Une naissance modeste, un rêve ambitieux
Rose Bertin, qui fut baptisée Marie-Jeanne, naquit en 1747, sixième enfant d’un cavalier de la maréchaussée d’Abbeville et d’une garde-malade. Nul doute que des fées s’étaient penchées sur son berceau, faisant vœux qu’elle devînt aussi talentueuse qu’ambitieuse. À l’âge de 16 ans, ses parents l’envoyèrent à Paris où elle espérait réussir, portée par la prophétie d’une bohémienne qui, lorsqu’elle avait neuf ans, lui avait prédit une grande fortune à la cour. Dans la capitale, elle fut embauchée chez mademoiselle Forgel, marchande de modes au Trait galant.
Une rencontre pleine de promesses
Les années passèrent toutefois sans que la prédiction se réalisât. Jusqu’au jour où le Trait galant, maison que fréquentaient les illustres personnages de l’époque, reçut commande de deux robes de mariées pour le compte de la princesse de Conti. Rose, chargée de la livraison, se rendit à l’adresse indiquée où une dame âgée l’accueillit et la pria de lui présenter les vêtements. Elle s’exécuta sans comprendre pourquoi une « vieille femme », somme toute une femme de chambre « de peu d’apparence », lui faisait une telle requête. Les robes n’étaient-elles pas destinées aux filles illégitimes de feu le comte de Charolais et de madame de la Saune, sa maîtresse ? Rose ne pouvait pas savoir que le comte avait été l’oncle et tuteur du prince de Conti qui avait sollicité la légitimation de ses cousines et prié la princesse douairière, sa belle-mère, d’organiser leurs mariages.

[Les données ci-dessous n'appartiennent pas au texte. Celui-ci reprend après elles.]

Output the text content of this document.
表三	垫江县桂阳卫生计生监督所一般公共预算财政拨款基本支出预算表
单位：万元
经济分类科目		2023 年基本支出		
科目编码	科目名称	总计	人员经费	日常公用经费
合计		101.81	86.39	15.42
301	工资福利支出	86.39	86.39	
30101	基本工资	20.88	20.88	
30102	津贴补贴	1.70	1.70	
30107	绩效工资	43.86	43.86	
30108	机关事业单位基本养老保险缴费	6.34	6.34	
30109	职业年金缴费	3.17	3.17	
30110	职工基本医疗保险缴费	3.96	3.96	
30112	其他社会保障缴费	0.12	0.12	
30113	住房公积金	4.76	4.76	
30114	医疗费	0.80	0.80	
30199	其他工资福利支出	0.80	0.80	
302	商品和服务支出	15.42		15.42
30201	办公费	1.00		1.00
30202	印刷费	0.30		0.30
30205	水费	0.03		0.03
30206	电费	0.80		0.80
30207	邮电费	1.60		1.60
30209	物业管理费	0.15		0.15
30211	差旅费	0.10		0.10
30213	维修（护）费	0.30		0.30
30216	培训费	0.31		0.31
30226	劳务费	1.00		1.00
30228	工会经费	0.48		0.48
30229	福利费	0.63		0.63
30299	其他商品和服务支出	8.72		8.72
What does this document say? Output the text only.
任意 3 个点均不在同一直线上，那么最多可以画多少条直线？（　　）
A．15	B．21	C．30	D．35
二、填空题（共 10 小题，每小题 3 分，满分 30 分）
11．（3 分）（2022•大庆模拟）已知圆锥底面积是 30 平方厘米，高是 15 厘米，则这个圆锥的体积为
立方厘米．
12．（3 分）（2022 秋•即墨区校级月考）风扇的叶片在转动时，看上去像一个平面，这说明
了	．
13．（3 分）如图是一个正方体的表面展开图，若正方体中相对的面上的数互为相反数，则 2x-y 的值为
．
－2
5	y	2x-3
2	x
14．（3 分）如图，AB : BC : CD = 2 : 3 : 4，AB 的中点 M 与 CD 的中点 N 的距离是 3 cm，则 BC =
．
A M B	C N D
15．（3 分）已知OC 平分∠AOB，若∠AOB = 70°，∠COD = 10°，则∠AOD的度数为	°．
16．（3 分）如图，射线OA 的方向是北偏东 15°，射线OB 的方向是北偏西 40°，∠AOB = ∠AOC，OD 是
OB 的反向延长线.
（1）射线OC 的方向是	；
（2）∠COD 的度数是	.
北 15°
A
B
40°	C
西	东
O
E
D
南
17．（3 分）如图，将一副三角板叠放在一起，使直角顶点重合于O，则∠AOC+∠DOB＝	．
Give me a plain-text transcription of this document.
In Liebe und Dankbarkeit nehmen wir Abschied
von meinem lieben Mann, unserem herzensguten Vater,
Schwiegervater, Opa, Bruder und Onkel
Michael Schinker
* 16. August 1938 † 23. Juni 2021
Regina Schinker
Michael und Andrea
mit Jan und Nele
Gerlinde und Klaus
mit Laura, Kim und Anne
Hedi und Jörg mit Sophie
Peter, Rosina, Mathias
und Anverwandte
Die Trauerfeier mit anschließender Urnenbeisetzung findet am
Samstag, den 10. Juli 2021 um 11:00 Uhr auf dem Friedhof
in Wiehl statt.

Une fois les robes inspectées avec satisfaction, la vieille femme invita Rose à la rejoindre pour s’asseoir et se réchauffer au coin du feu ; c’était l’hiver et le froid était rigoureux. Après s’être renseignée si Rose connaissait les futures épouses dont la mère se fournissait au Trait galant – ce qui n’était pas le cas –, elle l’abreuva de questions tout en lui témoignant une sympathie bienveillante. Rose que les marques d’amitié de son interlocutrice troublaient n’en fut sans doute pas moins déconcertée quand une servante fit irruption dans la pièce, étonnée d’y découvrir « son altesse ». Rose, confuse, s’excusa aussitôt et la noble dame accueillit ses paroles avec grande indulgence, lui promettant qu’elle ne tarderait pas à recevoir des signes de sa reconnaissance.
Un audacieux refus au nom de la liberté
Peu de temps après, un courrier de la princesse arriva au Trait galant, demandant que la jeune livreuse fût chargée du trousseau de la fille du duc de Penthièvre. Ainsi Rose commença-t-elle à se rendre chaque jour à la toilette de l’épousée pour qui elle arrangeait en outre les bouquets de fleurs fraîches, accessoires de mode très en vogue à l’époque. Avoir eu l’heur de plaire à madame de Conti amorça sa brillante carrière. Associée dès cet instant pour moitié au Trail galant, elle se vit rapidement contrainte d’éviter un grand péril, tant par loyauté envers sa princesse que par souci de préserver sa réputation et son avenir : les avances insistantes du duc de Chartres, époux de mademoiselle de Penthièvre, qui alla jusqu’à envisager de l’enlever pour la soumettre. Malgré toutes ses inquiétudes, le destin la plaça en présence du duc, un jour qu’elle se trouvait chez la comtesse d’Usson, sa cliente.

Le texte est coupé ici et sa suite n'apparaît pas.